This article will introduce Common Table Expressions (CTE) on SQL 2005, and compare them with related SQL 2000 methods such as Derived and Temporary Tables.
New in SQL 2005 are Common Table Expressions, CTE for short. A Common Table Expression is an expression that returns a temporary result set from inside a statement. This result set is similar to a hybrid Derived Table meets declared Temporary Table. The CTE contains elements similar to both. Some of the most frequent uses of a Common Table Expression include creating tables on the fly inside a nested select, and doing recursive queries. Common Table Expressions can be used for both selects and DML statements. The natural question is, if we have been using TSQL for this long without Common Table Expressions, why start using them now? There are several benefits to learning CTEs. Although new to SQL Server, Common Table Expressions are part of ANSI SQL 99, or SQL3. Therefore, if ANSI is important to you, this is a step closer. Best of all, Common Table Expressions provide a powerful way of doing recursive and nested queries in a syntax that is usually easier to code and review than other methods.
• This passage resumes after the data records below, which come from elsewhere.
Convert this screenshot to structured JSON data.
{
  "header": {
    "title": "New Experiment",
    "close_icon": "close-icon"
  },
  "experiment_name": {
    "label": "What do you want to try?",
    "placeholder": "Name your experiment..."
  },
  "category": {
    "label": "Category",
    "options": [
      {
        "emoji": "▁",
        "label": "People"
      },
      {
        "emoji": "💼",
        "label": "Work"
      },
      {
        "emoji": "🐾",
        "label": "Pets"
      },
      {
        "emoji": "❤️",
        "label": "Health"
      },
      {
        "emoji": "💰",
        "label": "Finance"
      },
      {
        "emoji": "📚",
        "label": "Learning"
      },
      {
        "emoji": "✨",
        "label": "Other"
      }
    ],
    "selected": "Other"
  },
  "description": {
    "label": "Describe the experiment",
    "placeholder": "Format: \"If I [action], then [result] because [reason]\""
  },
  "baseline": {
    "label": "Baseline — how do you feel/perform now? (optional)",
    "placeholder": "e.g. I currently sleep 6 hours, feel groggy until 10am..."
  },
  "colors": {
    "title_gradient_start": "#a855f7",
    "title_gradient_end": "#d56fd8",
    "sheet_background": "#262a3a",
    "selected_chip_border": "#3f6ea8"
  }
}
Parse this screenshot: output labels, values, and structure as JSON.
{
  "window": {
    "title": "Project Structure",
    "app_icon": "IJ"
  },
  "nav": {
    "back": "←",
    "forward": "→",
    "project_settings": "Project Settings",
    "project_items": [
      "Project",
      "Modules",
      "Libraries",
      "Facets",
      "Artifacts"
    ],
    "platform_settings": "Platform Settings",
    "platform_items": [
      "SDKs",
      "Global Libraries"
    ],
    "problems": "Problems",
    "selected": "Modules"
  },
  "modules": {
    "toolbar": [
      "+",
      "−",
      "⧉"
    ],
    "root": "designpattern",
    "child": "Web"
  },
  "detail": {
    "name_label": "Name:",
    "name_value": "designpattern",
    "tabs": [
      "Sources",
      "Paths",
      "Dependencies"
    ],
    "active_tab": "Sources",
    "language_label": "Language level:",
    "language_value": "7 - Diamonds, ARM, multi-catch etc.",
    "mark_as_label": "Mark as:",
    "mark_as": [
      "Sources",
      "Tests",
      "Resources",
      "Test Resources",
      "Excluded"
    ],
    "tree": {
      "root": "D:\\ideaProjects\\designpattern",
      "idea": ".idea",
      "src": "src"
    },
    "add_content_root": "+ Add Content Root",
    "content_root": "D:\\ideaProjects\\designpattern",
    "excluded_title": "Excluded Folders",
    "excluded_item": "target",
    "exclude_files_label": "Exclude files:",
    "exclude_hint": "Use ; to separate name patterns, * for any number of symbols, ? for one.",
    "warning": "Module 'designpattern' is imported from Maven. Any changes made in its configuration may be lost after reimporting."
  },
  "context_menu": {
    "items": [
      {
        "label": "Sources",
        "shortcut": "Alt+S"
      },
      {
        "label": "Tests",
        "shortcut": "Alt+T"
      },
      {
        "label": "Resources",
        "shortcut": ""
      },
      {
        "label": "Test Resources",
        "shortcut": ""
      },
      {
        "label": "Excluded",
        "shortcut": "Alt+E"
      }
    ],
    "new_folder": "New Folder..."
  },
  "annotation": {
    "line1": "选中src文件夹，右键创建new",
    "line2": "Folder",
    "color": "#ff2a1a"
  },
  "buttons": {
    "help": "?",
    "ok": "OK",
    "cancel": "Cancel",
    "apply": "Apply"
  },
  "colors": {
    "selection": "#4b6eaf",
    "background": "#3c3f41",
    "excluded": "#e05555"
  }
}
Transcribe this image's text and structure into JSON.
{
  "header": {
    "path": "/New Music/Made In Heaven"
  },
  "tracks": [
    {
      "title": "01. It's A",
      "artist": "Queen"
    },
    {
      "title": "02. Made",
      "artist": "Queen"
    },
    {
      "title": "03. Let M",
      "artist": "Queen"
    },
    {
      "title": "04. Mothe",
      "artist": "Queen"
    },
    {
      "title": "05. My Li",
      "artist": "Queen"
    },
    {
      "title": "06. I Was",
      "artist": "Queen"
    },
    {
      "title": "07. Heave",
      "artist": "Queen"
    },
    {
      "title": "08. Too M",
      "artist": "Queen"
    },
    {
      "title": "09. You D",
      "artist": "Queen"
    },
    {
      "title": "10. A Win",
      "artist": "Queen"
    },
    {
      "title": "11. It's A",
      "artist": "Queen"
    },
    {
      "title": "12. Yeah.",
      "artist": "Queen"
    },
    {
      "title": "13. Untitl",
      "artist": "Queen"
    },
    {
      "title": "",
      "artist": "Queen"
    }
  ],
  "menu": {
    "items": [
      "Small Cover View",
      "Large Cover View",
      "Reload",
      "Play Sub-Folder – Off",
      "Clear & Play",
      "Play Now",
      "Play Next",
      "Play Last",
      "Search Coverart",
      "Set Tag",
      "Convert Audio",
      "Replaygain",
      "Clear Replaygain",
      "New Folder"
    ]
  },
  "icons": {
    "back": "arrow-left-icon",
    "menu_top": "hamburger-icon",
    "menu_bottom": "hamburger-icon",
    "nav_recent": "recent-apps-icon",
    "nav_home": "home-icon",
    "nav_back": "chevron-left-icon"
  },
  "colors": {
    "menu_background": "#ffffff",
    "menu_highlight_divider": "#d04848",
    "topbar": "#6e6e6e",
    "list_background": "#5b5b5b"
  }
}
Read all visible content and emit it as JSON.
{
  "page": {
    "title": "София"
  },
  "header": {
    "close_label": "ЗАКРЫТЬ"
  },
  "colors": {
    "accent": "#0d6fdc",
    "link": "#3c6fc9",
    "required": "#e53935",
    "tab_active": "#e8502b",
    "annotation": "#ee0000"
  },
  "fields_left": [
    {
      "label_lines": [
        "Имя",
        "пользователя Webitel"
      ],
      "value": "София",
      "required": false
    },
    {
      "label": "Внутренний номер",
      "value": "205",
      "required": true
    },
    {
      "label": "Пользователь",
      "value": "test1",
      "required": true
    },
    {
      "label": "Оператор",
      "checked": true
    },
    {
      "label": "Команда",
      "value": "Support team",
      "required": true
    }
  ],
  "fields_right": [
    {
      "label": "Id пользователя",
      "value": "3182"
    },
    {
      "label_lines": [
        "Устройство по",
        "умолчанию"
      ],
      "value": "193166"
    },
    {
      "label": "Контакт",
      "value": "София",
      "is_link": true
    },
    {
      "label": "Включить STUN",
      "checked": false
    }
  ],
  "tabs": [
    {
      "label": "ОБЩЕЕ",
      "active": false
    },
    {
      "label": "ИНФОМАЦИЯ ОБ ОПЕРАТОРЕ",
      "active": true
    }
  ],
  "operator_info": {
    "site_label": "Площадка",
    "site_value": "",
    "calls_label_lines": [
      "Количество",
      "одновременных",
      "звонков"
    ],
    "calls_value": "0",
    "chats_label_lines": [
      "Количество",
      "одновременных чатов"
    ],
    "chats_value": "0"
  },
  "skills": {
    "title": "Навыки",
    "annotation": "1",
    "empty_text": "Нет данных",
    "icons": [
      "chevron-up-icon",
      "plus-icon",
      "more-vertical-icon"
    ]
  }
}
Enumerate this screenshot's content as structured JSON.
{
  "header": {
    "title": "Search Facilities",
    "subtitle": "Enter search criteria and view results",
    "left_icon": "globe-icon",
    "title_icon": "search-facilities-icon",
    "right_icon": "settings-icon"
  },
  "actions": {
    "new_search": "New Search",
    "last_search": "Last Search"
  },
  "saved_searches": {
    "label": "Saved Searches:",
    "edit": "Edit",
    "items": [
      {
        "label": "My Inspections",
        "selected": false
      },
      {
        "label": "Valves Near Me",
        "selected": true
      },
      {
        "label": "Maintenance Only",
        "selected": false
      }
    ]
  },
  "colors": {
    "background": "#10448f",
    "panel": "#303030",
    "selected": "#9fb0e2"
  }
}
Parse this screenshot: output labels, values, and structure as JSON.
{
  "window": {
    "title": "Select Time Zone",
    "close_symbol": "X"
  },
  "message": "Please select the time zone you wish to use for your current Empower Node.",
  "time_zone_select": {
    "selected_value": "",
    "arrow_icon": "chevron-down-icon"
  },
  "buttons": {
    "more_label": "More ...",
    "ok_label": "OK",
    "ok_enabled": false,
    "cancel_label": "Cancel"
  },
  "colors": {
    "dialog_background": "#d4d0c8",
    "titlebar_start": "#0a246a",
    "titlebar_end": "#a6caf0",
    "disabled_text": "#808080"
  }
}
Below is very simple Common Table Expression example. All the CTE examples in this article were created on SQL 2005 Beta 2 Developer Edition. The example CTE will be used to return the list price of products, and our sell price, which is five percent below list. This first example is very simple, and could be replaced by a single select statement, but it will demonstrate some key CTE points. The examples will get more advanced as the article progresses.
USE AdventureWorks GO WITH MyCTE( ListPrice, SellPrice) AS ( SELECT ListPrice, ListPrice * .95 FROM Production.Product ) SELECT * FROM MyCTE GO
The database, Adventure Works, is now the SQL 2005 default sample database. Gone are the days of Northwind. On the beta version used for this article, Adventure Works did not install by default. Instead, during install, click Advanced then select sample databases.
The Common Table Expression is created using the WITH statement followed by the CTE name. Immediately trailing is a column list, in our case, we are returning two columns, ListPrice, and SellPrice. After the AS, the statement used to populate the two returning columns begins. The CTE is then followed by a select calling it.
The BOL format of a Common Table Expression is listed below;
[ WITH <common_table_expression> [ ,...n ] ] <common_table_expression>::= expression_name [ ( column_name [ ,...n ] ) ] AS ( CTE_query_definition )
This small example displays several interesting concepts. The CTE is called by name from the SELECT * statement, similar to a Temporary Table. However, if a Temporary Table were used, it would first have to be created, and then populated;
CREATE TABLE #MyCTE ( ListPrice money, SellPrice money ) INSERT INTO #MyCTE (ListPrice, SellPrice) SELECT ListPrice, ListPrice * .95 FROM Production.Product
However, a Temporary Table could be called over and over again from with in a statement. A Common Table Expression must be called immediately after stating it. Therefore, in this example, the call to the CTE will fail.
USE AdventureWorks GO WITH MyCTE( ListPrice, SellPrice) AS ( SELECT ListPrice, ListPrice * .95 FROM Production.Product ) SELECT * FROM Production.Location SELECT * FROM MyCTE GO
The call to MyCTE will fail with the following error:
Msg 208, Level 16, State 1, Line 14 Invalid object name 'MyCTE'.
The CTE itself has some syntactical restrictions. Compute, Order By (without a TOP), INTO, Option, FOR XML, and FOR BROWSE are all not allowed.